Version 0.9.0 - 24 July 2018

  • Add support for CUDA 9.x: QUDA 0.9.0 is supported on CUDA 7.0-9.2.

  • Continued focus on optimization of multi-GPU execution, with
    particular emphasis on Dslash scaling. For more details on
    optimizing multi-GPU performance, see
    https://github.com/lattice/quda/wiki/Multi-GPU-Support

  • On systems that support it, QUDA now uses direct peer-to-peer
    communication between GPUs with in the same node. The Dslash policy
    autotuner will ascertain the optimal commuication route to take,
    whether it be to route through CPU memory, use DMA copy engines or
    directly write the halo buffer to neighboring GPUs.

  • On systems that support it, QUDA will take advantage of GPU Direct
    RDMA. This is enabled through setting the environment variable
    QUDA_ENABLE_GDR=1 which will augment the dslash tuning policies to
    include policies using GPU-aware MPI to facilitate direct GPU-NIC
    communication. This can improve strong scaling by up to 3x.

  • Improved precision when using half precision (use rounding instead
    of truncation when converting to/from float).

  • Add support for symmetric preconditioning for 4-d preconditioned
    Shamir and Mobius Dirac operators.

  • Added initial support for multi-right-hand-side staggered Dirac
    operator (treat the rhs index as a fifth dimension).

  • Added initial implementation of block CG linear solver.

  • Added BiCGStab(l) linear solver. The parameter "l" corresponds to
    the size of the space to perform GCR-style residual minimization.
    This is typically much better behaved than BiCGStab for the Wilson
    and Wilson-clover linear systems.

  • Initial version of adaptive multigrid fully implemented into QUDA.

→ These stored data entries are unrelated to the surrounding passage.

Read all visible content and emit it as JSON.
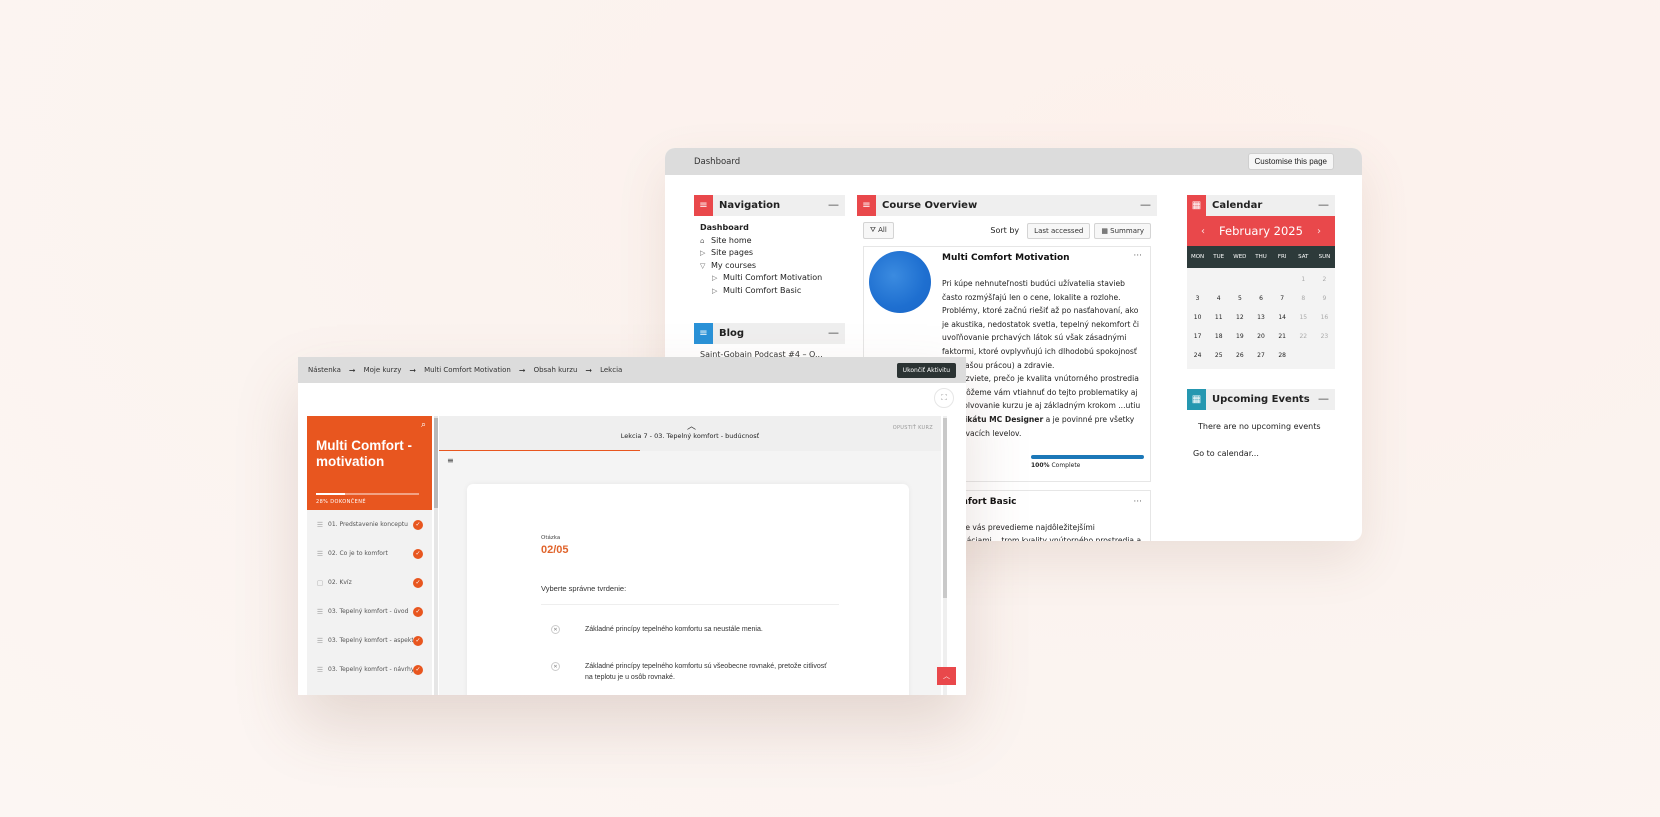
{
  "dashboard": {
    "breadcrumb": "Dashboard",
    "customise_label": "Customise this page",
    "navigation": {
      "title": "Navigation",
      "items": [
        {
          "label": "Dashboard"
        },
        {
          "label": "Site home"
        },
        {
          "label": "Site pages"
        },
        {
          "label": "My courses"
        },
        {
          "label": "Multi Comfort Motivation"
        },
        {
          "label": "Multi Comfort Basic"
        }
      ]
    },
    "blog": {
      "title": "Blog",
      "first_entry": "Saint-Gobain Podcast #4 – O..."
    },
    "course_overview": {
      "title": "Course Overview",
      "filter_label": "All",
      "sort_by_label": "Sort by",
      "sort_value": "Last accessed",
      "view_label": "Summary",
      "courses": [
        {
          "title": "Multi Comfort Motivation",
          "description_1": "Pri kúpe nehnuteľnosti budúci užívatelia stavieb často rozmýšľajú len o cene, lokalite a rozlohe. Problémy, ktoré začnú riešiť až po nasťahovaní, ako je akustika, nedostatok svetla, tepelný nekomfort či uvoľňovanie prchavých látok sú však zásadnými faktormi, ktoré ovplyvňujú ich dlhodobú spokojnosť (aj s vašou prácou) a zdravie.",
          "description_2a": "...a dozviete, prečo je kvalita vnútorného prostredia ...pomôžeme vám vtiahnuť do tejto problematiky aj ...Absolvovanie kurzu je aj základným krokom ...utiu ",
          "description_bold": "certifikátu MC Designer",
          "description_2b": " a je povinné pre všetky ...delávacích levelov.",
          "progress_percent": 100,
          "progress_bold": "100%",
          "progress_text": " Complete"
        },
        {
          "title": "...omfort Basic",
          "description": "...kurze vás prevedieme najdôležitejšími informáciami ...trom kvality vnútorného prostredia a ich vplyvom na"
        }
      ]
    },
    "calendar": {
      "title": "Calendar",
      "month": "February 2025",
      "prev": "‹",
      "next": "›",
      "days_of_week": [
        "MON",
        "TUE",
        "WED",
        "THU",
        "FRI",
        "SAT",
        "SUN"
      ],
      "days": [
        "",
        "",
        "",
        "",
        "",
        "1",
        "2",
        "3",
        "4",
        "5",
        "6",
        "7",
        "8",
        "9",
        "10",
        "11",
        "12",
        "13",
        "14",
        "15",
        "16",
        "17",
        "18",
        "19",
        "20",
        "21",
        "22",
        "23",
        "24",
        "25",
        "26",
        "27",
        "28",
        "",
        ""
      ]
    },
    "upcoming_events": {
      "title": "Upcoming Events",
      "empty_text": "There are no upcoming events",
      "go_to_calendar": "Go to calendar..."
    }
  },
  "lesson": {
    "breadcrumb": [
      "Nástenka",
      "Moje kurzy",
      "Multi Comfort Motivation",
      "Obsah kurzu",
      "Lekcia"
    ],
    "breadcrumb_sep": "➞",
    "end_activity_label": "Ukončiť Aktivitu",
    "sidebar": {
      "course_title": "Multi Comfort - motivation",
      "progress_percent": 28,
      "progress_label": "28% DOKONČENÉ",
      "items": [
        {
          "label": "01. Predstavenie konceptu",
          "icon": "text-lines-icon"
        },
        {
          "label": "02. Čo je to komfort",
          "icon": "text-lines-icon"
        },
        {
          "label": "02. Kvíz",
          "icon": "quiz-icon"
        },
        {
          "label": "03. Tepelný komfort - úvod",
          "icon": "text-lines-icon"
        },
        {
          "label": "03. Tepelný komfort - aspekty",
          "icon": "text-lines-icon"
        },
        {
          "label": "03. Tepelný komfort - návrhy",
          "icon": "text-lines-icon"
        }
      ]
    },
    "main": {
      "lesson_title": "Lekcia 7 - 03. Tepelný komfort - budúcnosť",
      "leave_course": "OPUSTIŤ KURZ",
      "lesson_progress_percent": 40,
      "question_label": "Otázka",
      "question_number": "02/05",
      "prompt": "Vyberte správne tvrdenie:",
      "options": [
        "Základné princípy tepelného komfortu sa neustále menia.",
        "Základné princípy tepelného komfortu sú všeobecne rovnaké, pretože citlivosť na teplotu je u osôb rovnaké."
      ]
    }
  },
  "colors": {
    "moodle_red": "#e9484b",
    "moodle_blue": "#2a92d8",
    "moodle_teal": "#2597b0",
    "lesson_orange": "#e8561f",
    "progress_blue": "#1c78b8"
  }
}
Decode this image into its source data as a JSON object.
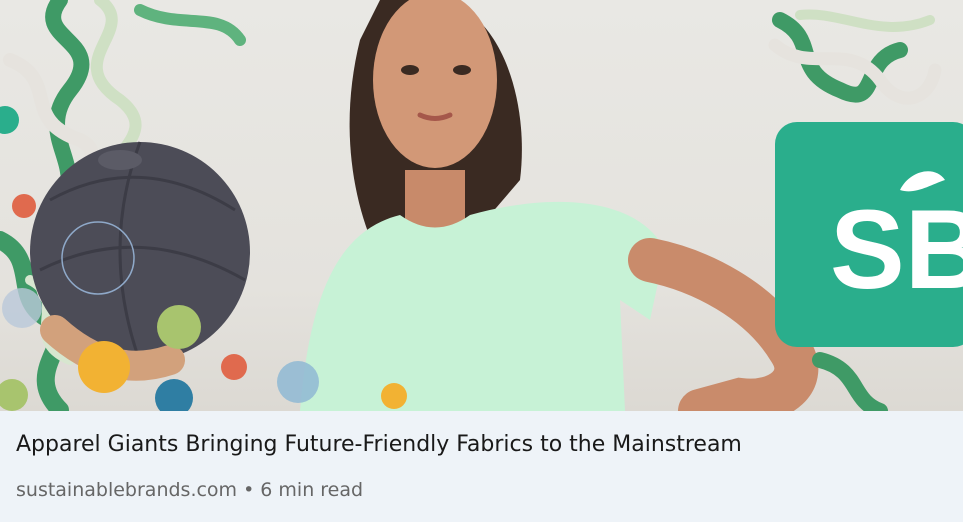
{
  "article": {
    "title": "Apparel Giants Bringing Future-Friendly Fabrics to the Mainstream",
    "source": "sustainablebrands.com",
    "separator": "•",
    "read_time": "6 min read"
  },
  "image": {
    "logo_text": "SB",
    "colors": {
      "logo_green": "#2aae8c",
      "shirt_mint": "#c7f2d6",
      "ball_gray": "#4c4c57",
      "vine_green": "#3f9a66",
      "background": "#e7e6e2"
    }
  }
}
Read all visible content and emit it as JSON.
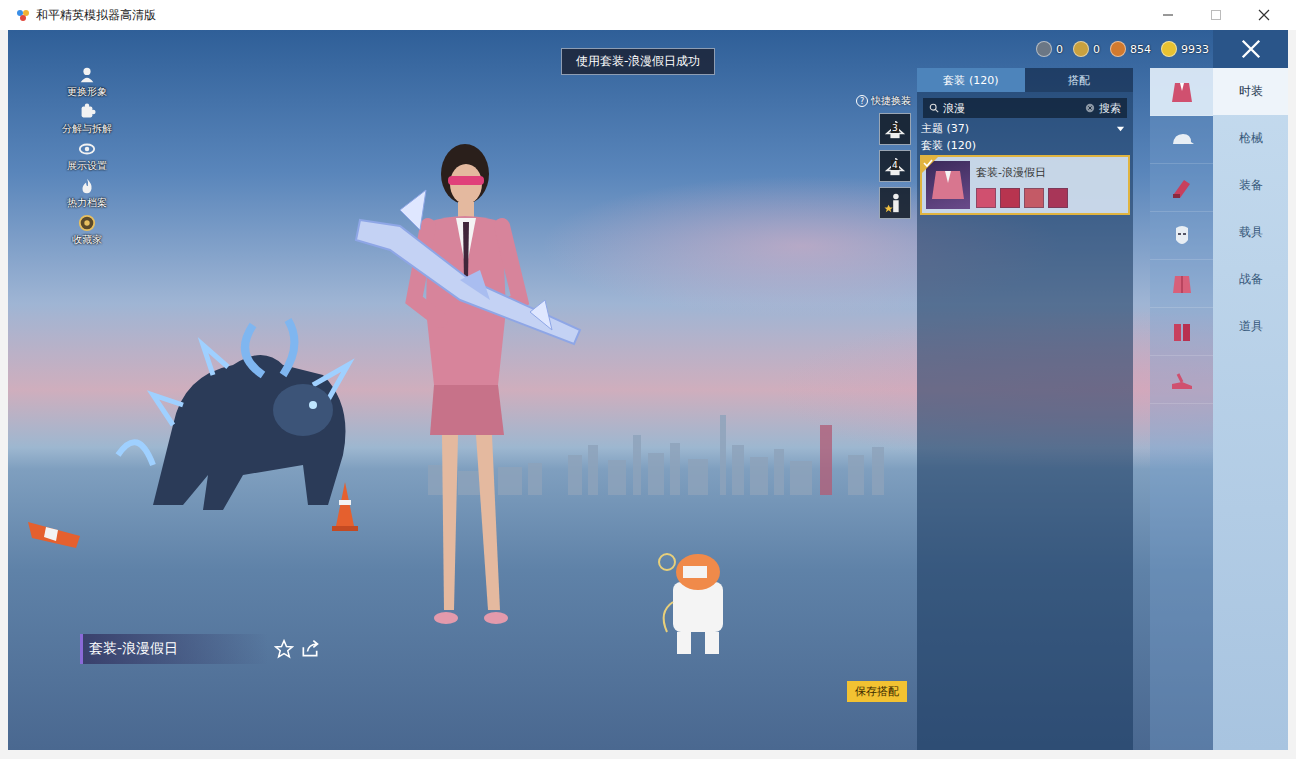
{
  "window": {
    "title": "和平精英模拟器高清版"
  },
  "toast": "使用套装-浪漫假日成功",
  "currencies": [
    {
      "amount": "0",
      "color": "#6b7785"
    },
    {
      "amount": "0",
      "color": "#c9a13f"
    },
    {
      "amount": "854",
      "color": "#d27a2e"
    },
    {
      "amount": "9933",
      "color": "#e8c232"
    }
  ],
  "left_menu": [
    {
      "label": "更换形象"
    },
    {
      "label": "分解与拆解"
    },
    {
      "label": "展示设置"
    },
    {
      "label": "热力档案"
    },
    {
      "label": "收藏家"
    }
  ],
  "quick_change": {
    "label": "快捷换装",
    "help": "?",
    "slots": [
      {
        "kind": "hanger",
        "number": "3"
      },
      {
        "kind": "hanger",
        "number": "4"
      },
      {
        "kind": "figure"
      }
    ]
  },
  "panel": {
    "tabs": [
      {
        "label": "套装 (120)",
        "selected": true
      },
      {
        "label": "搭配",
        "selected": false
      }
    ],
    "search": {
      "value": "浪漫",
      "button": "搜索"
    },
    "filters": [
      {
        "label": "主题 (37)",
        "expandable": true
      },
      {
        "label": "套装 (120)",
        "expandable": false
      }
    ],
    "items": [
      {
        "title": "套装-浪漫假日",
        "selected": true,
        "parts": [
          {
            "color": "#d0506f"
          },
          {
            "color": "#b8344f"
          },
          {
            "color": "#c45a66"
          },
          {
            "color": "#a83658"
          }
        ]
      }
    ]
  },
  "category_icons": [
    {
      "kind": "suit",
      "selected": true
    },
    {
      "kind": "hat",
      "selected": false
    },
    {
      "kind": "gloves",
      "selected": false
    },
    {
      "kind": "mask",
      "selected": false
    },
    {
      "kind": "jacket",
      "selected": false
    },
    {
      "kind": "pants",
      "selected": false
    },
    {
      "kind": "shoes",
      "selected": false
    }
  ],
  "nav": [
    {
      "label": "时装",
      "selected": true
    },
    {
      "label": "枪械",
      "selected": false
    },
    {
      "label": "装备",
      "selected": false
    },
    {
      "label": "载具",
      "selected": false
    },
    {
      "label": "战备",
      "selected": false
    },
    {
      "label": "道具",
      "selected": false
    }
  ],
  "showcase": {
    "name": "套装-浪漫假日"
  },
  "save_button": "保存搭配"
}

  • Creation of multi-blas and multi-reduction framework, this is
    essential for high performance for pipelined, block and
    communication-avoiding solvers that work on "matrices of vectors" as
    opposed to "scalars of vectors". The max tile size used by the
    multi-blas framework is set by QUDA_MAX_MULTI_BLAS_N cmake
    parameter, which default to 4 for reduced compile time. For
    production use of such solvers, this should be increase to 8..16.

  • Optimization of multi-shift solver using multi-blas framework to permit
    kernel fusion of all shift updates.

  • Complete rewrite and optimization of clover inversion, HISQ force
    kernels, HISQ link fattening algorithms using accessors.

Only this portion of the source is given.